Glencore International Plc, a multinational commodity trading and mining company headquartered in a Swiss town of Baar, is not going to change terms of a of a $33 billion bid for Xstrata Plc, mining company, even though its shareholders have been pressing company’s officials to modify the offer four days before investors vote. Accordingly, a Glencore merger with Xstrata (“Glenstrata deal”) will probably not materialize unless companies are ready to reach a compromise. Main opponents to the current Glencore’s offer are Qatar Holding LLC and Xstrata’s investors. In addition, Sir John Bond, chairman of Xstrata, feels the breath of dissatisfaction on his back, if as expected the Glencore merger with Xstrata is voted down this Friday (7th of September); he might be pressured to step down from his position.

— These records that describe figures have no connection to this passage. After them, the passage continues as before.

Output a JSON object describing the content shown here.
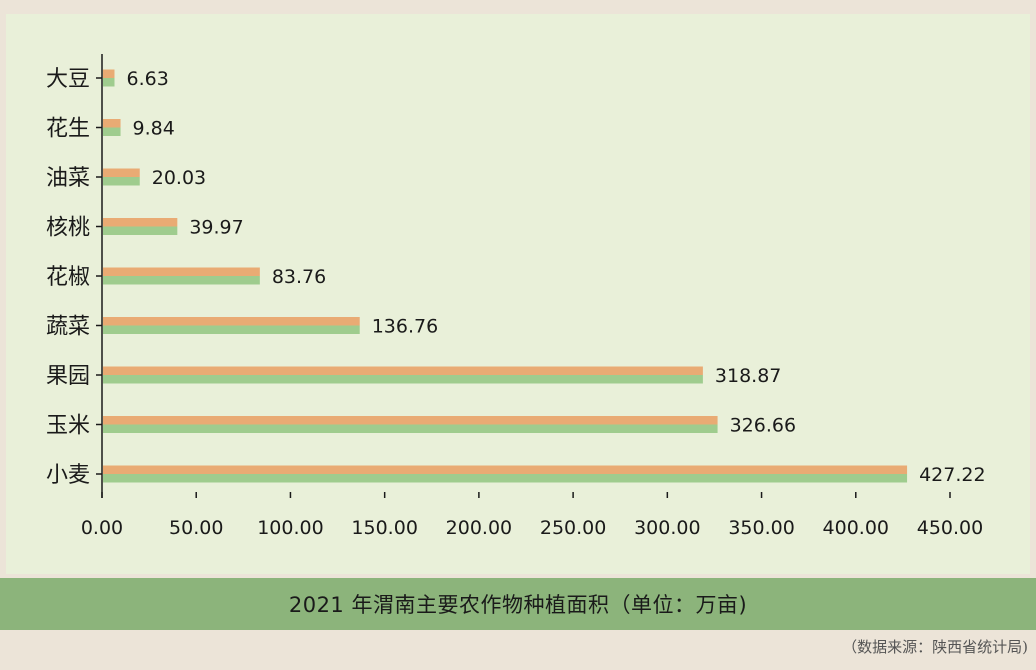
{
  "chart_data": {
    "type": "bar",
    "orientation": "horizontal",
    "categories": [
      "大豆",
      "花生",
      "油菜",
      "核桃",
      "花椒",
      "蔬菜",
      "果园",
      "玉米",
      "小麦"
    ],
    "values": [
      6.63,
      9.84,
      20.03,
      39.97,
      83.76,
      136.76,
      318.87,
      326.66,
      427.22
    ],
    "value_labels": [
      "6.63",
      "9.84",
      "20.03",
      "39.97",
      "83.76",
      "136.76",
      "318.87",
      "326.66",
      "427.22"
    ],
    "xlim": [
      0,
      450
    ],
    "x_ticks": [
      "0.00",
      "50.00",
      "100.00",
      "150.00",
      "200.00",
      "250.00",
      "300.00",
      "350.00",
      "400.00",
      "450.00"
    ],
    "grid": false,
    "legend": "none",
    "bar_colors": {
      "top": "#e9ab74",
      "bottom": "#9fcc8e"
    },
    "axis_color": "#1a1a1a"
  },
  "title": "2021 年渭南主要农作物种植面积（单位：万亩)",
  "source": "（数据来源：陕西省统计局)",
  "colors": {
    "page_background": "#ece4d8",
    "panel_background": "#e9f0d9",
    "title_bar": "#8cb47b"
  }
}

An upcoming merger which was to take place between miner Xstrata and Switzerland-based commodities giant Glencore is now less likely due to the late demands of the Qatari sovereign wealth fund who happen to be vehemently opposing to the terms of the deal. Both conglomerates are currently listed in London. Qatar, which quietly worked its way up to second spot in the list of Xstrata’s shareholders and now, holds a collective stake of 10% in the company, placed its demands on Wednesday.
The successful takeover of Xstrata by Glencore might turn the company into the fourth largest miner globally. It has been billed as the “merger of equals” by industry observers and insiders alike. But the merger of Glencore and Xstrata has sent shockwaves in the mining industry. Early in the year, Glencore International reported it had entered talks with Xstrata for a possible $80 billion takeover merger.